Notre prochain départ pour le Dékan fut bientôt répandu dans l’armée ; il n’étoit guères possible de le tenir secret, et notre petite troupe en paroissoit enchantée. Des soldats venoient de tems en tems sur mon passage me demander comme aux officiers : « Mon général, est-il bien vrai que nous partons pour le Dékan ? Oui, mes enfants, oui, répondois-je. » Surquoi ils s’en retournoient chantant et dansant, de sorte que je me flattois de quitter Dehly sans perdre un seul homme par désertion ; je me trompois, la moitié de nos soldats ne demandoit pas mieux, mais l’autre moitié ne me faisoit des questions que pour savoir à quoi s’en tenir.

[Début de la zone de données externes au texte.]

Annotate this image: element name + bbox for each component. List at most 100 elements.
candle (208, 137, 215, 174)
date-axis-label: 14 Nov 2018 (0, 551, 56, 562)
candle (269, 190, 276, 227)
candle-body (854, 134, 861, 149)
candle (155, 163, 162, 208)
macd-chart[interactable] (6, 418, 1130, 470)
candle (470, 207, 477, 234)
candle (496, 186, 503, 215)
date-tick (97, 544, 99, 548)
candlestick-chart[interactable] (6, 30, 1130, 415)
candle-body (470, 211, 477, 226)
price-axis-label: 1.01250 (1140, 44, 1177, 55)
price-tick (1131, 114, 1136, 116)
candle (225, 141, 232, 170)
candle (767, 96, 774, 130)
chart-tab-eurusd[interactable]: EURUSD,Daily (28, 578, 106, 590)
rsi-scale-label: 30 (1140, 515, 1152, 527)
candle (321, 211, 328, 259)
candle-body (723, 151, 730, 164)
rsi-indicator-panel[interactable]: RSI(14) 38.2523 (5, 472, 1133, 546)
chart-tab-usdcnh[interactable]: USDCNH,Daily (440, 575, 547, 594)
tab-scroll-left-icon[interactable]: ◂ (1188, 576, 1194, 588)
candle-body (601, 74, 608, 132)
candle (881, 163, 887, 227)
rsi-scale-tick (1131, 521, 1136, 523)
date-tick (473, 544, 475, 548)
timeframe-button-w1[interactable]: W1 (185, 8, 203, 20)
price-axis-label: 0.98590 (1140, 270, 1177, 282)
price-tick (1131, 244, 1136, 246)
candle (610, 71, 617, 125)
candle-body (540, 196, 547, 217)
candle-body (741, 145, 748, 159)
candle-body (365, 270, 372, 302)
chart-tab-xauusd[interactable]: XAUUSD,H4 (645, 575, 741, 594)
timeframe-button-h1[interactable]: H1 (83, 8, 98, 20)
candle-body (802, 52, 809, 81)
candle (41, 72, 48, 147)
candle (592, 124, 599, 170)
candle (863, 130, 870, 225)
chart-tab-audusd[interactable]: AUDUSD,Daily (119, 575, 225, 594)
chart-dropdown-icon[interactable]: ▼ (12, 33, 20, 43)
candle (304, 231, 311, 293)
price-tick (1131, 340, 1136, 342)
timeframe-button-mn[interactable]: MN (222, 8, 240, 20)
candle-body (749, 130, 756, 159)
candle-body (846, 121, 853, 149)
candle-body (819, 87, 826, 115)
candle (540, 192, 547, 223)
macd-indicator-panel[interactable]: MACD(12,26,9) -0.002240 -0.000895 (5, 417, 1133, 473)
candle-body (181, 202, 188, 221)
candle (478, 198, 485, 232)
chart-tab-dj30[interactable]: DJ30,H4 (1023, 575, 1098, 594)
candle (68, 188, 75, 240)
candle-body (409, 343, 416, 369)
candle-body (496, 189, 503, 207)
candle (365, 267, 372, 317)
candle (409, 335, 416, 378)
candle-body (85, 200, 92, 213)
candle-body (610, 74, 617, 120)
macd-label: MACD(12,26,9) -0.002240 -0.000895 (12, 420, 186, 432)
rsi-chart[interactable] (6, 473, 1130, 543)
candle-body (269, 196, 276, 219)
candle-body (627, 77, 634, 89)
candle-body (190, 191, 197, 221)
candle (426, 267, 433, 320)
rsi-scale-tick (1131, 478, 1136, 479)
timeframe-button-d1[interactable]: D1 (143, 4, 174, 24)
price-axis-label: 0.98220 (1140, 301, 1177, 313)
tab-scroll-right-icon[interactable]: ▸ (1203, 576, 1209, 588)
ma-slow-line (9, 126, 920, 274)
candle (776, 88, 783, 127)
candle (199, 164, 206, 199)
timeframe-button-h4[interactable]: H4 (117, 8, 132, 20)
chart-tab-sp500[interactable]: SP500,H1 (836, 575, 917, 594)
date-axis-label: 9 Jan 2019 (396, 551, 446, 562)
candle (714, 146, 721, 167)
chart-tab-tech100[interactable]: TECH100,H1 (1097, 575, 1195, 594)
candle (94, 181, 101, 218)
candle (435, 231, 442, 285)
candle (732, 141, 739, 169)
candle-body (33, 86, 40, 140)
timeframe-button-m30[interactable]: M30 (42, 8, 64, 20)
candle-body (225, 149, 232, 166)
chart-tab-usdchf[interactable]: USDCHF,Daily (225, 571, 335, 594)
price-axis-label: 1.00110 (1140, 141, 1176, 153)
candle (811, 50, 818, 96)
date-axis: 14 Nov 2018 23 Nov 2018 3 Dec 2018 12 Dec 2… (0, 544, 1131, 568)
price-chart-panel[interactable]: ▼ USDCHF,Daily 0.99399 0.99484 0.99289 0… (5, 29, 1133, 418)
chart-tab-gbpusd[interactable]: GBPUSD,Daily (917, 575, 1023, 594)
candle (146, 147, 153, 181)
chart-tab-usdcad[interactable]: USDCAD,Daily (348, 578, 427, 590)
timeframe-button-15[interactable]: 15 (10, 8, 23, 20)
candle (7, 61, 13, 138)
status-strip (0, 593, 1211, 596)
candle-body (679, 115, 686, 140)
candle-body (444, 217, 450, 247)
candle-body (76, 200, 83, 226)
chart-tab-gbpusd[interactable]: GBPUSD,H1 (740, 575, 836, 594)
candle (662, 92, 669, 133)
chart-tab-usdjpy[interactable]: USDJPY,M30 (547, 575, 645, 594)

J’ai dit quelque part qu’en partant d’Eleabad plusieurs de nos soldats avoient paru mécontents d’aller dans le Dékan, ici nous en vîmes bien la preuve. En deux jours, nous perdîmes environ soixante Européens qui désertèrent armes et bagages et s’en furent à Dehly. Il est vrai aussi que le vizir depuis longtems faisoit agir ses émissaires pour les attirer à son service, par l’espérance d’une forte paye. Il leur promettoit à chacun cinquante roupies par mois. Malgré cela, si notre départ avoit été pour tout autre endroit que le Dékan, je suis sûr que nous n’aurions pas perdu dix hommes. Cet événement prouve toujours que mon intention étoit véritablement de me rendre dans le Dékan. Si au lieu du bruit de notre départ pour cet endroit, j’avois fait courir le nom de tout autre, on n’auroit pas manqué d’attribuer la désertion, supposé qu’elle eut eu lieu, à mon obstination à me tenir éloigné de nos établissements. Quoiqu’il en soit, une pareille perte nous mettoit bien bas et réduisoit la troupe à une centaine d’Européens, l’état-major compris. [Huit ou dix mois après cependant, j’eus le plaisir de voir revenir au moins la moitié de ces déserteurs.] M. Jobard s’étant offert d’aller à Dehly pour tacher de ramener quelques uns de ces soldats dont plusieurs, y étant allés par congé, pouvoient bien n’y être restés que pour cause de boisson, je le fis partir[5], mais sa peine fut inutile, et pensa même lui être funeste.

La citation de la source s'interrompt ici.